Now that is apparently a general complaint of Murdoch and his henchmen, who want the Journal to compete more fiercely for both political and business scoops-and the criticism not entirely unwarranted. Thomson, Australian and 30 years to the day Murdoch's junior, is the product of the more robust newsroom cultures of Sydney and London; Journal reporters are unaccustomed to such frank talk from their bosses. And all that Thomson meant to say-we understand-was that the Journal was now in an ultra-competitive world in which it had to be conscious of the challengers, old and new. Uncontroversial enough.

But his sensitive audience took his remarks the wrong way. The newspaper had just that morning published an exclusive on the gigantic $23bn bid by Mars and Warren Buffett for Wrigley, the chewing gum makers. According to one attendee, stock market reporter Jim Browning said he was "personally offended" by the suggestion that the newspaper's reporters didn't try to break news. Thomson's joke-that former managing editor Paul Steiger was extremely competitive on the softball field-failed to defuse the tension.

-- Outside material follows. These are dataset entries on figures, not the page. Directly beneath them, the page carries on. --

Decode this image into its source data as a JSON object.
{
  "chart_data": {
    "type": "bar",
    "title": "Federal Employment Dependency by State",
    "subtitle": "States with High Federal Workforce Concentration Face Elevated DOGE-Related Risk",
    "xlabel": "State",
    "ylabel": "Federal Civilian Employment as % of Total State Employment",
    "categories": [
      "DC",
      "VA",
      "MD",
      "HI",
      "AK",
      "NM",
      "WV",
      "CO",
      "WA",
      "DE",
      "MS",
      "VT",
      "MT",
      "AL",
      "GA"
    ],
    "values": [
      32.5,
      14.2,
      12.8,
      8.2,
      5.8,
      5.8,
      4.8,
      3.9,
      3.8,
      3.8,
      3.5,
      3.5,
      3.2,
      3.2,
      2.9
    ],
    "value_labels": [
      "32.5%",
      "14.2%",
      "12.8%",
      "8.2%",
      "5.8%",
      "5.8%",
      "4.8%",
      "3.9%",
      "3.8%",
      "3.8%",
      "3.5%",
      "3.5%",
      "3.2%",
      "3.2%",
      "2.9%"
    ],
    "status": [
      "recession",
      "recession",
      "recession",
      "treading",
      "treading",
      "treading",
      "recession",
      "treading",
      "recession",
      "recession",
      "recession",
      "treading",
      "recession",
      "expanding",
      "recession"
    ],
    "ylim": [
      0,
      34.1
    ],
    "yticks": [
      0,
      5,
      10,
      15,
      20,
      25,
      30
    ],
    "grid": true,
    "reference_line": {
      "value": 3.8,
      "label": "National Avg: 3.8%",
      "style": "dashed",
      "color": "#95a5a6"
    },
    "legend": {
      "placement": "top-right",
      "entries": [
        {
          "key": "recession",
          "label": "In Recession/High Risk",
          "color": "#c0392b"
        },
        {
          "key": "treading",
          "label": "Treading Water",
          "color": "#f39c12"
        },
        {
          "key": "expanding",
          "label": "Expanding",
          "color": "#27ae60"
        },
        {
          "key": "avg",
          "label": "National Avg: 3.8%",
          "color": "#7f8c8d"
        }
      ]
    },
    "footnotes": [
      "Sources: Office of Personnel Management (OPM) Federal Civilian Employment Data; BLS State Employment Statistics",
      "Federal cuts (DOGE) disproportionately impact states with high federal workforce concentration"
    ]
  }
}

The Journal is still reeling after News Corporation executives pushed out Marcus Brauchli in order to install a more amenable managing editor at the paper. It has only been a week. Until the new hierarchy is clear, the staff will naturally be jumpy and quick to take offense. Murdoch's newspaper acquisition drive still makes as much sense as we thought a week ago. However, if News Corporation can't even win over the potential collaborators, the occupation of the Journal will be all the more bitter. The infighting is already pretty ugly.

Nik Deogun, the head of Money & Investing and widely seen as a potential quisling, is now telling colleagues he's not in line for the managing editor job. Some of his more fevered internal critics thought they detected glee on the day Marcus Brauchli's departure became public.

Paul Steiger and Marcus Brauchli, the last two managing editors of the independent Journal, have taken the brunt of newsroom anger. "Steiger who is being villified for advocating the sale to Murdoch when he had so much to gain from it. This guy was beloved and now is being talked about like a greedy bastard who is no different than the Wall Street guys brought down on his watch. People are talking about how he who sold out so he could afford his young 30-something wife." (Here's her bosom-revealing blog.)

  • Kathryn Kranhold, the Journal's much-respected reporter on GE, has quit with no new job in the offing. "It's a huge loss," says a colleague.
  • Bill Grueskin, deputy managing editor, has commissioned an investigative piece on the eviction of Marcus Brauchli-and the special committee that was supposed to protect the Journal's editorial independence from Murdoch. (In charge is Steve Stecklow, one of the paper's most rabid investigative reporters.) But ungenerous colleagues suspect his position is vulnerable, and Grueskin is merely casting himself as a defender of the Journal's integrity, and a martyr.
  • John Bussey, the DC bureau chief, is touted by allies as a candidate for the top editorial job. But he must be one of the most widely disliked executives at the paper: since we mentioned his name, the hostile tips have outnumbered the plaudits by about 2 to 1. More on Bussey later.
  • Alix Freedman, supposed guardian of the Journal's ethics, was forced to explain to a group of new employees why she had killed the newspaper's exclusive on the ouster of Brauchli. At the orientation, she explained that the paper didn't like to air its "dirty laundry". Um, isn't that what newspapers are supposed to do?